Abbas tells Palestinians to keep truce with Israel
PALESTINIAN President Mahmoud Abbas told militant factions yesterday to renew their commitment to a nine-month-old truce with Israel, while a top US official urged him to step up efforts to disarm them. Abbas and Israeli Prime Minister Ariel Sharon...
PALESTINIAN President Mahmoud Abbas told militant factions yesterday to renew their commitment to a nine-month-old truce with Israel, while a top US official urged him to step up efforts to disarm them.
Abbas and Israeli Prime Minister Ariel Sharon agreed on a truce in February. Abbas coaxed Hamas and other factions behind the Palestinian revolt into honouring the ceasefire until the end of this year, when Palestinian parliamentary elections are due.
But violence has surged in recent weeks, dashing hopes that talks on a long-stalled US-backed "road map" peace plan would be renewed soon after Israel's pullout from the Gaza Strip, which it completed in September after 38 years of occupation.
A Hamas statement yeterday said it would continue to abide by the truce, but that the group, sworn to Israel's destruction, would not be barred from carrying out what it called "resistance attacks" against the Jewish state.
Speaking at a ceremony for the laying of a cornerstone at a new court building in Gaza, Abbas said militants' actions in Gaza and the West Bank were harming the Palestinian people.
US Under Secretary of State David Welch, on a visit to the region to promote peace talks, reiterated a US call to Abbas to disarm militant groups.
"In every responsible country in the world the only authority to use force belongs to the government," Welch said. "This is our expectation of what would happen with the Palestinian Authority, there should be no militias, there should be no terrorist organisations."
Israel says it will not renew negotiations with the Palestinians on a permanent peace accord until Abbas dismantles militant groups.
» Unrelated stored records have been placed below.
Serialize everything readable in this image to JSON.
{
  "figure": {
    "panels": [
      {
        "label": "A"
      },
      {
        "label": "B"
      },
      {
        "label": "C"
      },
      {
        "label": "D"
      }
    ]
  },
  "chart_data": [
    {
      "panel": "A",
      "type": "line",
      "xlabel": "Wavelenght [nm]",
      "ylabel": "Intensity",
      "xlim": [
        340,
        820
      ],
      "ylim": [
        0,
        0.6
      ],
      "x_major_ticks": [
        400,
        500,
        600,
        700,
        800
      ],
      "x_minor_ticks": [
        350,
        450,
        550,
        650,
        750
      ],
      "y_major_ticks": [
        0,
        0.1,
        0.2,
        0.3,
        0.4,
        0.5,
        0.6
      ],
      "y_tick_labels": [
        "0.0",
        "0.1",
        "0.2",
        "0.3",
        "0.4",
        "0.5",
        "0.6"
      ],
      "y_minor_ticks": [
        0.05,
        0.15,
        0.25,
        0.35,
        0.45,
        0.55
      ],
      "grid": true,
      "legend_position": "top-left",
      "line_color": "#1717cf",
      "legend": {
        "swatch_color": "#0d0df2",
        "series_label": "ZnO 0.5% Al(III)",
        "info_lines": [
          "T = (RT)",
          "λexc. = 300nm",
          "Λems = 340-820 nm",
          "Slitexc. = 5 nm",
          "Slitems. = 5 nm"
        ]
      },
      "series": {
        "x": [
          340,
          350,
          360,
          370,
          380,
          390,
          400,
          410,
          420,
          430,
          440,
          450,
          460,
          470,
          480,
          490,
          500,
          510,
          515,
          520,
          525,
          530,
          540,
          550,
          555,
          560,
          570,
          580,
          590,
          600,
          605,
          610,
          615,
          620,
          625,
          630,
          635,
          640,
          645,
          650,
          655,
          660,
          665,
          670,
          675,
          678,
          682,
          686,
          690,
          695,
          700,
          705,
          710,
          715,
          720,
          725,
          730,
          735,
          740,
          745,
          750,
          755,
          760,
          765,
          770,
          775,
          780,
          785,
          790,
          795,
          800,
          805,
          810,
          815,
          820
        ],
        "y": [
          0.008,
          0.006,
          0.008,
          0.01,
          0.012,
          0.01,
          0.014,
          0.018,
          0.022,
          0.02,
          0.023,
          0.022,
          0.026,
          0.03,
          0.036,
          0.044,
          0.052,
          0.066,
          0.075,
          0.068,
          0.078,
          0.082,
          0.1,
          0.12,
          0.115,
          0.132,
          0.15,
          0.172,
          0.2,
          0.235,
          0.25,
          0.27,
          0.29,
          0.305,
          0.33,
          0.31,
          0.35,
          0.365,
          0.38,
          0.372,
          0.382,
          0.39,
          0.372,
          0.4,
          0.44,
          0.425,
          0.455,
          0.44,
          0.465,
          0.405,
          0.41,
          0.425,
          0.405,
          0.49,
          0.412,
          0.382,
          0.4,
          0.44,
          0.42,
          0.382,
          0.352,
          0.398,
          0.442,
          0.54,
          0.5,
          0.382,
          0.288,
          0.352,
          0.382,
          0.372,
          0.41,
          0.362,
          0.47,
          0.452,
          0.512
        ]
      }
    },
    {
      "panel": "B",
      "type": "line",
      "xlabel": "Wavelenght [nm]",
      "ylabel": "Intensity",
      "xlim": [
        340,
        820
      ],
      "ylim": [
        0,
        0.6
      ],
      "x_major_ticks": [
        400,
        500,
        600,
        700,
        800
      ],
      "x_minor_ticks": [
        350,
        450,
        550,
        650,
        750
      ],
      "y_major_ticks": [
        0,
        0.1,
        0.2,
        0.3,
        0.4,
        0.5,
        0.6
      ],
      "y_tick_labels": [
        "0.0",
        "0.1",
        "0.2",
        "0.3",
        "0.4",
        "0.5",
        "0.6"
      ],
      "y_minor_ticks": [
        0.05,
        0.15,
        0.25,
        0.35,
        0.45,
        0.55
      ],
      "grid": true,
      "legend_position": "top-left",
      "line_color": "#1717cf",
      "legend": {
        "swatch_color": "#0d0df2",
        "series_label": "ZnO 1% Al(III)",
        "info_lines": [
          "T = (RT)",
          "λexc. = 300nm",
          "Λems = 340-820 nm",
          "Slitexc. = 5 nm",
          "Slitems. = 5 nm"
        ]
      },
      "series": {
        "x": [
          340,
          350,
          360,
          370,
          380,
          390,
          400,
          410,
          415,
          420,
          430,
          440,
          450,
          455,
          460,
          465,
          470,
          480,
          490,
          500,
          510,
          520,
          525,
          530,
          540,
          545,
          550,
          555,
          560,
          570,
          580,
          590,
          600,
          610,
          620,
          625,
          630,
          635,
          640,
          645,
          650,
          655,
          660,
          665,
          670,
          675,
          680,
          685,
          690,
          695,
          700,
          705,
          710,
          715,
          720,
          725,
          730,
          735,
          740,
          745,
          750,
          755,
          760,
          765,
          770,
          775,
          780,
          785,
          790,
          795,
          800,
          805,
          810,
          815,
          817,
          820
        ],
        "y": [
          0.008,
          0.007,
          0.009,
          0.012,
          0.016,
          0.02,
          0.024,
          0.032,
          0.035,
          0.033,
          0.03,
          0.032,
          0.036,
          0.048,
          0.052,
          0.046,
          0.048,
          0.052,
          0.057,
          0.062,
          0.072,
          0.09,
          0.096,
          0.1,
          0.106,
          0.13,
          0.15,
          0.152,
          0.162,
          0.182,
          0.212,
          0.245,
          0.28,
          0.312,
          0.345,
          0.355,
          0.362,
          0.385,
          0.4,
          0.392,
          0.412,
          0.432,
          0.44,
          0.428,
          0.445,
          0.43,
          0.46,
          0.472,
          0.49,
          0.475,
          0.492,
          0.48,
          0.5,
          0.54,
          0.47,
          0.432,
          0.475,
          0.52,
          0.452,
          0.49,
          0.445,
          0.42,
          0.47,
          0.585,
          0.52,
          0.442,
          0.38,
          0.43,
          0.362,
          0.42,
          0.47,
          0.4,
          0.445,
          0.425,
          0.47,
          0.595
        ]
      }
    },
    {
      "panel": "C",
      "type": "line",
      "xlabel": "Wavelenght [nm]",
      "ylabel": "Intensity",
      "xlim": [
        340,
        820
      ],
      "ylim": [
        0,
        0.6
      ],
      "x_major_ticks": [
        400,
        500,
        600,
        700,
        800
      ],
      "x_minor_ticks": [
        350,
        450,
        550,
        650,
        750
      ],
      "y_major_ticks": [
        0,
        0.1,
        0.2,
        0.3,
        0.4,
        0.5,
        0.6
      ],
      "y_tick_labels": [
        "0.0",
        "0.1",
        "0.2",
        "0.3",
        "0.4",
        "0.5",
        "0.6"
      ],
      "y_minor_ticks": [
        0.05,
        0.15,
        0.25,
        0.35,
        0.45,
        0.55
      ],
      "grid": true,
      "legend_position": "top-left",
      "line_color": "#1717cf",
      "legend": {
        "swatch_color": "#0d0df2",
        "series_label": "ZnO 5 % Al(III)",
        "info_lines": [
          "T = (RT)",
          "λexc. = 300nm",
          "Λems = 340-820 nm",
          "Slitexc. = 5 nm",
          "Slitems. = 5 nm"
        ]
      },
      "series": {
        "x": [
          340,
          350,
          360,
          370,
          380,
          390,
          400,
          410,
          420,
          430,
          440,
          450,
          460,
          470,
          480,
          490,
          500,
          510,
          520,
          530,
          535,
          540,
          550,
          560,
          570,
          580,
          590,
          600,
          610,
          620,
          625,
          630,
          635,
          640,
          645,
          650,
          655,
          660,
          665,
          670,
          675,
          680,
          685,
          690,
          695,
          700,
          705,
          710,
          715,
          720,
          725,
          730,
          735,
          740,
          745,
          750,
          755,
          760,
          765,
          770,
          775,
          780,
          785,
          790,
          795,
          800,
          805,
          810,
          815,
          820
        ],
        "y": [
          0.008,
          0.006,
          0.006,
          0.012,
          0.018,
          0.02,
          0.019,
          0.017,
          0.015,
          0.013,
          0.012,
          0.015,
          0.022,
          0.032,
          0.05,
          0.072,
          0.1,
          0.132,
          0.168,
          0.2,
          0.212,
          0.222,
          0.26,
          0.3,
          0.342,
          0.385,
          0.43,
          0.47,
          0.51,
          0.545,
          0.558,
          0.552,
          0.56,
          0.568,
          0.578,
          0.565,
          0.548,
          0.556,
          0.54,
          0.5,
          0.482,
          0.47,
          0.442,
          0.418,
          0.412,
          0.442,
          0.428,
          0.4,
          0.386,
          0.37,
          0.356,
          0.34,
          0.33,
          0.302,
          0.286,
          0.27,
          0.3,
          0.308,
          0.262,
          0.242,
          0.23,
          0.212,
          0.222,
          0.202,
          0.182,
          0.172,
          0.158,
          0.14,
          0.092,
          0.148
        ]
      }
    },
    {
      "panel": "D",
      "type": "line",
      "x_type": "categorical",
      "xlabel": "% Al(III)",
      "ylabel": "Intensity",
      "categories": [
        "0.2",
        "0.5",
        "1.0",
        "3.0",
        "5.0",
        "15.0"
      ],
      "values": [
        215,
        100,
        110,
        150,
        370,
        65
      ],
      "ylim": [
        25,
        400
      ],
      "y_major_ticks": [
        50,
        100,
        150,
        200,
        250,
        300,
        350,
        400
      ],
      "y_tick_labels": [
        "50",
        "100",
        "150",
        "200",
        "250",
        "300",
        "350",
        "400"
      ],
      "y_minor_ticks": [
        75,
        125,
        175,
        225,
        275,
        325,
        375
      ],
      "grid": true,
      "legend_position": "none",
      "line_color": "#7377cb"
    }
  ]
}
Abbas has largely preferred to co-opt them.
Tensions have grown especially high since a Palestinian suicide bomber from the Islamic Jihad militant group killed five Israelis on Monday and Israel killed three Palestinian militants in the past week in air strikes in Gaza.
Palestinian militants in Gaza have increased their rocket and mortar bomb attacks in recent weeks. Gunmen from Al-Aqsa Martyrs fired several rockets from northern Gaza yesterday, although none were found to have landed inside Israel.
Hours earlier, an Israeli naval patrol killed a Palestinian man in waters off Gaza. The army said he was shot after refusing calls to surrender and that he had tried to smuggle arms from Egypt.
The Israeli army said troops on the Gaza border had uncovered a small tunnel leading into Gaza, which it said Palestinian militants had dug for weapons smuggling. Israeli soldiers and Palestinian security forces have uncovered several tunnels in and near Gaza in the past.